The swing set up on the daily chart was triggered when prices reaches the major psychological level at 1.3700 and the bottom line of the 34 period EMA Wave. I define a swing short entry as an overall trend following entry however it differs from setting up momentum in that a correction of the trend is necessary rather than a break down lower through support. I feel the idea behind swing entries is that healthy trends correct. The risk in such a corrective entry is that the market direction may shift to a sideways cycle which could weaken the likelihood of the trend continuing. However near term confirmation of the downtrend can be seen in as EUR/USD prices are once again below 1.3700 and the U.S. Dollar Index is finding buying support above 80.00.

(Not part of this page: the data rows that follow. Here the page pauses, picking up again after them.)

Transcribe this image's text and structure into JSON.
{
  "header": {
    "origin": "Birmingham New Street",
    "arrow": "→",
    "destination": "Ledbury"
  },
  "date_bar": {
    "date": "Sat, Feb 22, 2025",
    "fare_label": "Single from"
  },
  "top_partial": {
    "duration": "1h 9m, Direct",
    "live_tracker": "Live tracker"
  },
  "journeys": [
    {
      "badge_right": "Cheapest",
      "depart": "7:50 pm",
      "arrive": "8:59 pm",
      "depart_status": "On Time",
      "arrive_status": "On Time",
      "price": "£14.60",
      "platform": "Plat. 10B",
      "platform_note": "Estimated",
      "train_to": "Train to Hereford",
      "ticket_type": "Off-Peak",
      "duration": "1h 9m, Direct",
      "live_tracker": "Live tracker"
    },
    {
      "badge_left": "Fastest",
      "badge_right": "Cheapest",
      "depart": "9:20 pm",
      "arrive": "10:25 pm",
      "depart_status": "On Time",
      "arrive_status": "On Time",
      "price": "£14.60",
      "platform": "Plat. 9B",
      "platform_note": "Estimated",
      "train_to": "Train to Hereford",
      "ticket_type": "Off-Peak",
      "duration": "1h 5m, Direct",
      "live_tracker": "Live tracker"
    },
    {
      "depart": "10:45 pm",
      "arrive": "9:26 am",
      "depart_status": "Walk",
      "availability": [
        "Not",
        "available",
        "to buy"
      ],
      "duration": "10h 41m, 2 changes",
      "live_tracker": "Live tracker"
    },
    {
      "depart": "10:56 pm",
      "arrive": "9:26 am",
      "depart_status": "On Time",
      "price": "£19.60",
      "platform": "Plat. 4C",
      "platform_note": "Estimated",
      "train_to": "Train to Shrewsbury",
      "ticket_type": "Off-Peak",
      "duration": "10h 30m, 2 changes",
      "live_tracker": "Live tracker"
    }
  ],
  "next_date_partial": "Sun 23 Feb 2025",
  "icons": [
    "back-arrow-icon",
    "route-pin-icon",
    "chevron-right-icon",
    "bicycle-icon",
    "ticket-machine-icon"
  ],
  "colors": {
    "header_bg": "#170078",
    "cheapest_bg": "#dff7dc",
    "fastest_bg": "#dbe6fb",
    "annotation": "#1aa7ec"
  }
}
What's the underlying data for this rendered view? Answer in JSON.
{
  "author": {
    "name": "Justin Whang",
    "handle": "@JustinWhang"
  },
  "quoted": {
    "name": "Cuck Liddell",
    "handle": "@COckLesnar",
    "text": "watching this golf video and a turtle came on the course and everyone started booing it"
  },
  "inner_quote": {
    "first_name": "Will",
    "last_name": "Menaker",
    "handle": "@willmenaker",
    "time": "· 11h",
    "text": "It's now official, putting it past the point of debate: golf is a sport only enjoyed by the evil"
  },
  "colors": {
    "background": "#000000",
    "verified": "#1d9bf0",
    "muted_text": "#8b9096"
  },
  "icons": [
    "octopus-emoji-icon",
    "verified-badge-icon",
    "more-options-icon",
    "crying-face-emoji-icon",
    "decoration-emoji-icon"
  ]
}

From what I see on the chart, yesterday’s price action easily broke the intraday range that the 60 minute chart had been in, however, it seems that traders are reigning in the bulls as prices are re-entering the range below 1.3700. The move higher Wednesday, I feel reflected the initial rally on quite frankly any details being released regarding the Greek Austerity plan and today’s pullback today is simply profit taking on yesterday’s move. It is a classic “buy the rumor, sell the news” reaction. The market cycle shift is also noticeable on the 60 minute as well. Consider that yesterday, even within the wide range, the 60 minute chart was in an uptrend and it’s that trend that continued as prices broke higher through 1.3670.Today prices have not only broke lower through the support of the Wave by piercing 1.3671 (which is the 34 period EMA low), but the market cycle itself has transitioned to more of a sideways cycle which would be a momentum environment. Based on this information, I feel that now many traders will look to identify the high and low of the intraday range and enter long on surges through resistance and enter short on pushed through support.
Remember that the overall trend of this market is still down as seen on the daily chart and the rejection at 1.3700, and, in my opinion, will be the line in the sand for traders who are expecting more downside from the EUR/USD. The low for today remains 1.3632.
*Please note that nothing in these blogposts by Raghee Horner is a recommendation to buy or sell currencies.
Due to volatility in the market during news announcements, trading during economic news is inherently risky. As with all major economic releases there could be significant price volatility with this announcement. Currency spreads will typically widen just before the release and will remain wide for a few minutes after. If the announcement is a shock to the consensus estimate, the price of the currency pair could gap significantly. For example, the price on the EURUSD trading at 1.2820 - 1.2822 just before release could gap up 60 pips to 1.2880 - 1.2882, without any available prices available between the price of 1.2820 and 1.2882. A Buy Stop placed before the announcement at 1.2830 would turn into a Market Order and would be filled at the prevailing price 1.2882. The same would be true with a Sell Stop.